Vietnam's transport infrastructure is considered relatively weak, with a road network struggling to meet demand and an underdeveloped rail system. The country is becoming an increasingly favoured destination for foreign businesses seeking an alternative to China, but poor infrastructure is seen as a constraint on surging investment.

Dan Martin, international business adviser at Dezan Shira & Associates, said the new rail link could smooth out issues in international supply chains caused by reliance on slow and costly trucks that are "prone to border bottlenecks." "China supplies much of the raw material that fuels Vietnam's manufacturing sector, and keeping that pipeline steady is critical," he told AFP. "A modern rail link cuts through inefficiencies, ensuring goods move smoothly whether they're flowing into Vietnam's factories or heading to global markets via Haiphong's port," he said.

Vietnam announced that a feasibility study for the Haiphong-Lao Cai railway will begin this year, aiming to complete the line by 2030, despite the country's history of overruns with major infrastructure projects. The line, spanning nine provinces and cities, will follow roughly the route of an existing rail track built during the French colonial period. Currently, trains run on that rail at just 50 kilometres an hour (30 mph), but Vietnam says the new line will accommodate both passenger and freight cars with speeds of up to 160 km/h.

Pham Thu Hang, spokesperson for the Ministry of Foreign Affairs, said last week that the rail link would "promote economic, trade, investment and tourism cooperation between the two countries as well as in the region."

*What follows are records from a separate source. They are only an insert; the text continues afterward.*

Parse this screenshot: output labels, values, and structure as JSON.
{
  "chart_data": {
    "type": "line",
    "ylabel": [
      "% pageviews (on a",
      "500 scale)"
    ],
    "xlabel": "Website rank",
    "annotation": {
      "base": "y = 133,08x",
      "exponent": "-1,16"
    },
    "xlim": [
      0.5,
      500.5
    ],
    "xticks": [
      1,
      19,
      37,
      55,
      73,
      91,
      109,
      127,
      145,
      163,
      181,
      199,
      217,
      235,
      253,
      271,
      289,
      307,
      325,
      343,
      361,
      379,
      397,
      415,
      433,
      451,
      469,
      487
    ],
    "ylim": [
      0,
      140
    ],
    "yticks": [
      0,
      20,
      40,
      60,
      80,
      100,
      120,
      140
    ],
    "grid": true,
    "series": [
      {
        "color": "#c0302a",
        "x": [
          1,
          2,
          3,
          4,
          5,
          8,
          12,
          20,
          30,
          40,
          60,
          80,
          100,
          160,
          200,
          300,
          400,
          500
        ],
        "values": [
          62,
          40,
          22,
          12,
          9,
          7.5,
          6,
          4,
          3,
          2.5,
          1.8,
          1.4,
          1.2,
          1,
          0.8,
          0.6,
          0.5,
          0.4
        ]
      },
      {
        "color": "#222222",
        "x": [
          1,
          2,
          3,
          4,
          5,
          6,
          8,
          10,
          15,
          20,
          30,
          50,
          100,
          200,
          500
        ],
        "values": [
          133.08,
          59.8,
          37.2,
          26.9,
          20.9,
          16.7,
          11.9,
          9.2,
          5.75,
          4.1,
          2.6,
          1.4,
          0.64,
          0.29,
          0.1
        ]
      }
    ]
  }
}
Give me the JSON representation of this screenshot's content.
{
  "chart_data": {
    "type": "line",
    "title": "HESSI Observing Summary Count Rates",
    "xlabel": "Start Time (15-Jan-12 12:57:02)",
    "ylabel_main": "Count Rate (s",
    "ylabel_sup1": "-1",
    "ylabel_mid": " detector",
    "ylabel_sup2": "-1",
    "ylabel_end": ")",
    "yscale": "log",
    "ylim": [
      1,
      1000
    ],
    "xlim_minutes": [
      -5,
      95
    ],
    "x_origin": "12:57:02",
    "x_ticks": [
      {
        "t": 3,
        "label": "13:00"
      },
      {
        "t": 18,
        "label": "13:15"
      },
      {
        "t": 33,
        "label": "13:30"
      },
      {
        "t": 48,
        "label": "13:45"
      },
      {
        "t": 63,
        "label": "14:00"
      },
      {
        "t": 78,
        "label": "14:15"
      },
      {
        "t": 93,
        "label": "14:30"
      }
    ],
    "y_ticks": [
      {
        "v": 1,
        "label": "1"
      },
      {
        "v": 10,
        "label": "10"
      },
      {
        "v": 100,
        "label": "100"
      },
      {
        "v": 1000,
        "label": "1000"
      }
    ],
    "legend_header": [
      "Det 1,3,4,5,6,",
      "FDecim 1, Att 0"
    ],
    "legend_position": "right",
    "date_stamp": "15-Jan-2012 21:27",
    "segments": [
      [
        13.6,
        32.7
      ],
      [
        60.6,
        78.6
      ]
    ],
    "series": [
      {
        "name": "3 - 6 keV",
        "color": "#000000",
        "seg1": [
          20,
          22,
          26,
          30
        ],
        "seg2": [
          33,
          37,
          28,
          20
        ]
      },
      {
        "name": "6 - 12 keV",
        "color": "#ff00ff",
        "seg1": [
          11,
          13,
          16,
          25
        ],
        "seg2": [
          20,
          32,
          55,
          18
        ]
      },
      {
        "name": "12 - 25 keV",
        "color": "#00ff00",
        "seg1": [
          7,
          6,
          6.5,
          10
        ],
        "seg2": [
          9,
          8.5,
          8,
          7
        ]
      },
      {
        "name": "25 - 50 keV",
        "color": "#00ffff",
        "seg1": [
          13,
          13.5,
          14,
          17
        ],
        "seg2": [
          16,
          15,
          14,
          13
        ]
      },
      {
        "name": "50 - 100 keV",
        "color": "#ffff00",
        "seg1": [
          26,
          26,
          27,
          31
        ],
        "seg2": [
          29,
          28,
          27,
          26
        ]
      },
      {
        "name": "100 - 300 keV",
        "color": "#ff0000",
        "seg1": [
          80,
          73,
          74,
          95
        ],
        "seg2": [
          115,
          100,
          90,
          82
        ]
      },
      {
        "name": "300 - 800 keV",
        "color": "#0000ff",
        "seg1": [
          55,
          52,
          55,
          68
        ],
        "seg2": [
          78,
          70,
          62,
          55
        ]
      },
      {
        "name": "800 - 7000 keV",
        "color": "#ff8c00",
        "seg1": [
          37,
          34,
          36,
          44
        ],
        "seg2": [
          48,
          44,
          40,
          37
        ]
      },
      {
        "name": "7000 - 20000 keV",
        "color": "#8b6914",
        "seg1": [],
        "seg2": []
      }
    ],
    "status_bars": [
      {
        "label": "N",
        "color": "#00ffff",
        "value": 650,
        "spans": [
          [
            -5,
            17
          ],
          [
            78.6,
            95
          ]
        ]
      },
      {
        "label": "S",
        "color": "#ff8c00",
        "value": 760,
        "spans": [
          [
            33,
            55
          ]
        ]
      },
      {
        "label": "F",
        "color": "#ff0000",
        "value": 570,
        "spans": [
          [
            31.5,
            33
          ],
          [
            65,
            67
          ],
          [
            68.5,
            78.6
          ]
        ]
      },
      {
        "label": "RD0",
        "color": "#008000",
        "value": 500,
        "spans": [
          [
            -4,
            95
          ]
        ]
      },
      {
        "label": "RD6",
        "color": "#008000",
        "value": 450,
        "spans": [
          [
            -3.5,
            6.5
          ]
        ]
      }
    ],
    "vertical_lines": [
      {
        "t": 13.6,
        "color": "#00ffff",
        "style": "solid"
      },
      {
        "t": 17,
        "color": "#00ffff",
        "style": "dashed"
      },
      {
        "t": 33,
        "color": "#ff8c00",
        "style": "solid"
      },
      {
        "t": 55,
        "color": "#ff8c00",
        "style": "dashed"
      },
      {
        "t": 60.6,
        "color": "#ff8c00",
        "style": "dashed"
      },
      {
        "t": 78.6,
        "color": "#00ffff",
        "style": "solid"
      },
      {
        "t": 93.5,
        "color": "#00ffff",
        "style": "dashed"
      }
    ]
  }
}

This development comes just three months after Vietnam approved plans for a $67 billion high-speed railway from Hanoi to Ho Chi Minh City, another significant infrastructure boost expected to drive growth. The high-speed railway, stretching more than 1,500 kilometres from the capital in the north to the country's business hub in the south, will reduce the current journey time by rail from 30 hours to around five.

The other rail line to China, yet to be approved by parliament, will connect Hanoi to Lang Son province, which borders China's Guangxi region, passing through another area dense with global manufacturing facilities.

During Xi's visit to Hanoi, the two countries signed more than 30 agreements, including a pledge to develop rail links. Vietnam has long pursued a "bamboo diplomacy" approach, aiming to maintain good relations with both China and the United States. While it shares US concerns about Beijing's increasing assertiveness in the contested South China Sea, Vietnam also has close economic ties with China.